TOKYO, June 20 (Reuters) - A gauge of global stock markets edged near this year's peak while benchmark U.S. Treasury yields and the dollar dropped after the Federal Reserve signalled possible interest rate cuts later this year.

MSCI's broadest index of Asia-Pacific shares outside Japan rose 0.2% while Japan's Nikkei gained 0.5%.

The MSCI ACWI, which incorporates readings of 49 equity markets across the world, gained 0.2%, having recovered a large part of its losses made after U.S. President Donald Trump threatened new tariffs on all of China's imports last month.

Signs that China and the United States are returning to the negotiating table after a six-week hiatus also bolstered risk sentiment.

The rally in stocks comes as a host of Asian central banks are scheduled to hold policy meetings later in the day, with most expected to flag moves toward looser monetary settings.

On Wall Street, the S&P 500 gained 0.3% to 2,926, just 19 points off its record closing high hit on April 30.

The U.S. Federal Reserve said on Wednesday it was ready to battle growing global and domestic economic risks with interest rate cuts beginning as early as next month, as it took stock of rising trade tensions and growing concerns about weak inflation.

The bulk of Fed policymakers slashed their rate outlook for the rest of the year by roughly half a percentage point, and Fed Chairman Jerome Powell said others agree the case for lower rates is building.

Many investors viewed the overall tone as more dovish than their expectations, sending the 10-year U.S. Treasuries yield to as low as 1.986%, its lowest level since November 2016.

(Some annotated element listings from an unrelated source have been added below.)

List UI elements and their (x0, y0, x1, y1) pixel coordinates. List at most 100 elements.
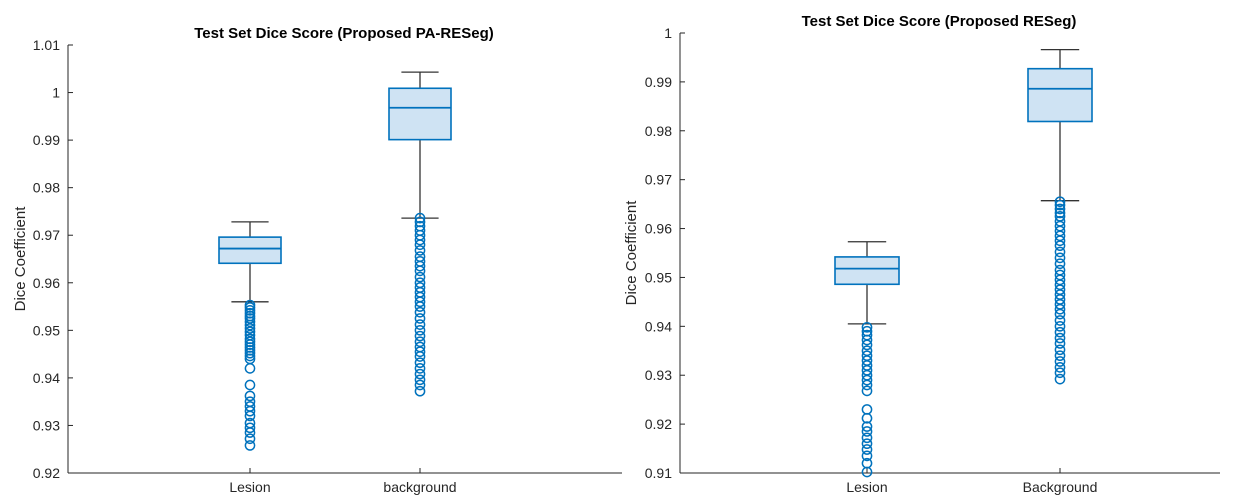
outlier-point (1054, 235, 1066, 247)
outlier-point (861, 374, 873, 386)
outlier-point (244, 379, 256, 391)
outlier-point (414, 265, 426, 277)
y-tick-label: 0.92 (33, 465, 60, 481)
outlier-point (1054, 199, 1066, 211)
outlier-point (244, 347, 256, 359)
chart-pa-reseg: Test Set Dice Score (Proposed PA-RESeg) … (12, 25, 622, 495)
outlier-point (1054, 326, 1066, 338)
x-tick-label: Lesion (846, 479, 887, 495)
outlier-point (1054, 240, 1066, 252)
y-tick-label: 0.94 (645, 318, 672, 334)
x-tick-label: background (383, 479, 456, 495)
y-tick-label: 0.98 (33, 180, 60, 196)
x-tick-label: Lesion (229, 479, 270, 495)
outlier-point (861, 444, 873, 455)
outlier-point (1054, 303, 1066, 315)
y-tick-label: 0.96 (33, 275, 60, 291)
outlier-point (414, 351, 426, 362)
outlier-point (861, 421, 873, 432)
y-tick-label: 1 (664, 25, 672, 41)
outlier-point (244, 316, 256, 328)
outlier-point (1054, 350, 1066, 362)
outlier-point (244, 390, 256, 402)
outlier-point (244, 319, 256, 331)
chart-reseg: Test Set Dice Score (Proposed RESeg) Dic… (623, 13, 1220, 495)
outlier-point (414, 260, 426, 272)
outlier-point (861, 379, 873, 391)
outlier-point (414, 379, 426, 391)
y-axis-label: Dice Coefficient (623, 200, 640, 306)
chart-title: Test Set Dice Score (Proposed RESeg) (802, 13, 1077, 30)
outlier-point (414, 336, 426, 348)
outlier-point (1054, 207, 1066, 219)
outlier-point (414, 212, 426, 224)
outlier-point (1054, 367, 1066, 379)
outlier-point (861, 339, 873, 351)
outlier-point (244, 422, 256, 434)
y-tick-label: 0.93 (33, 417, 60, 433)
outlier-point (861, 412, 873, 424)
outlier-point (244, 323, 256, 334)
outlier-point (244, 410, 256, 422)
y-tick-label: 0.96 (645, 221, 672, 237)
outlier-point (414, 346, 426, 358)
outlier-point (861, 466, 873, 478)
outlier-point (414, 324, 426, 336)
outlier-point (244, 350, 256, 362)
outlier-point (244, 305, 256, 316)
outlier-point (414, 306, 426, 318)
box-iqr (218, 236, 282, 265)
outlier-point (414, 313, 426, 324)
y-tick-label: 0.95 (645, 269, 672, 285)
y-tick-label: 1.01 (33, 37, 60, 53)
outlier-point (861, 385, 873, 397)
outlier-point (244, 405, 256, 417)
outlier-point (414, 301, 426, 312)
chart-title: Test Set Dice Score (Proposed PA-RESeg) (194, 25, 494, 42)
outlier-point (861, 432, 873, 444)
outlier-point (244, 440, 256, 451)
outlier-point (861, 426, 873, 437)
outlier-point (244, 427, 256, 438)
outlier-point (1054, 344, 1066, 356)
outlier-point (414, 245, 426, 256)
outlier-point (1054, 252, 1066, 264)
outlier-point (1054, 196, 1066, 208)
y-tick-label: 0.97 (33, 227, 60, 243)
outlier-point (414, 330, 426, 342)
y-tick-label: 0.91 (645, 465, 672, 481)
outlier-point (1054, 246, 1066, 258)
outlier-point (414, 374, 426, 386)
outlier-point (414, 357, 426, 369)
y-tick-label: 0.92 (645, 416, 672, 432)
y-tick-label: 0.95 (33, 322, 60, 338)
box-iqr (388, 87, 452, 141)
outlier-point (414, 239, 426, 251)
outlier-point (244, 313, 256, 324)
outlier-point (861, 321, 873, 333)
outlier-point (861, 404, 873, 415)
outlier-point (1054, 338, 1066, 349)
outlier-point (244, 363, 256, 374)
outlier-point (861, 334, 873, 346)
outlier-point (414, 368, 426, 380)
outlier-point (861, 450, 873, 462)
y-tick-label: 0.94 (33, 370, 60, 386)
outlier-point (1054, 373, 1066, 385)
outlier-point (244, 433, 256, 445)
outlier-point (414, 319, 426, 330)
y-tick-label: 0.99 (645, 74, 672, 90)
outlier-point (1054, 203, 1066, 215)
box-iqr (834, 256, 900, 286)
outlier-point (1054, 332, 1066, 344)
outlier-point (414, 271, 426, 283)
outlier-point (1054, 315, 1066, 326)
outlier-point (414, 385, 426, 397)
x-tick-label: Background (1023, 479, 1098, 495)
box-iqr (1027, 67, 1093, 123)
outlier-point (414, 363, 426, 374)
outlier-point (244, 326, 256, 338)
outlier-point (1054, 362, 1066, 373)
y-tick-label: 1 (52, 85, 60, 101)
y-tick-label: 0.97 (645, 172, 672, 188)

The two-year yield fell to 1.721%, a level last seen in November 2017.

Money market derivatives, such as Fed funds futures and overnight indexed swaps, are fully pricing in a rate cut of 25 basis points at next policy review on July 30-31, with about one-third chance of a bigger 50 basis point cut.

A total of 75 basis point reduction is priced in by the end of year.

However, such aggressive rate cuts when the stock prices are so close to record peaks would be rare, if not unprecedented, making some investors nervous about whether the Fed may be over-reacting.

"It seems the Fed is getting ahead of risk and doing whatever it takes to avoid downside implications due to a potential slowdown," said Robin Anderson, senior global economist at Principal Global Investors in Des Moines, Iowa in the United States. "However, in the event inflation picks backs up, I'm apprehensive the Fed could be behind the curve if rates do in fact get cut too soon."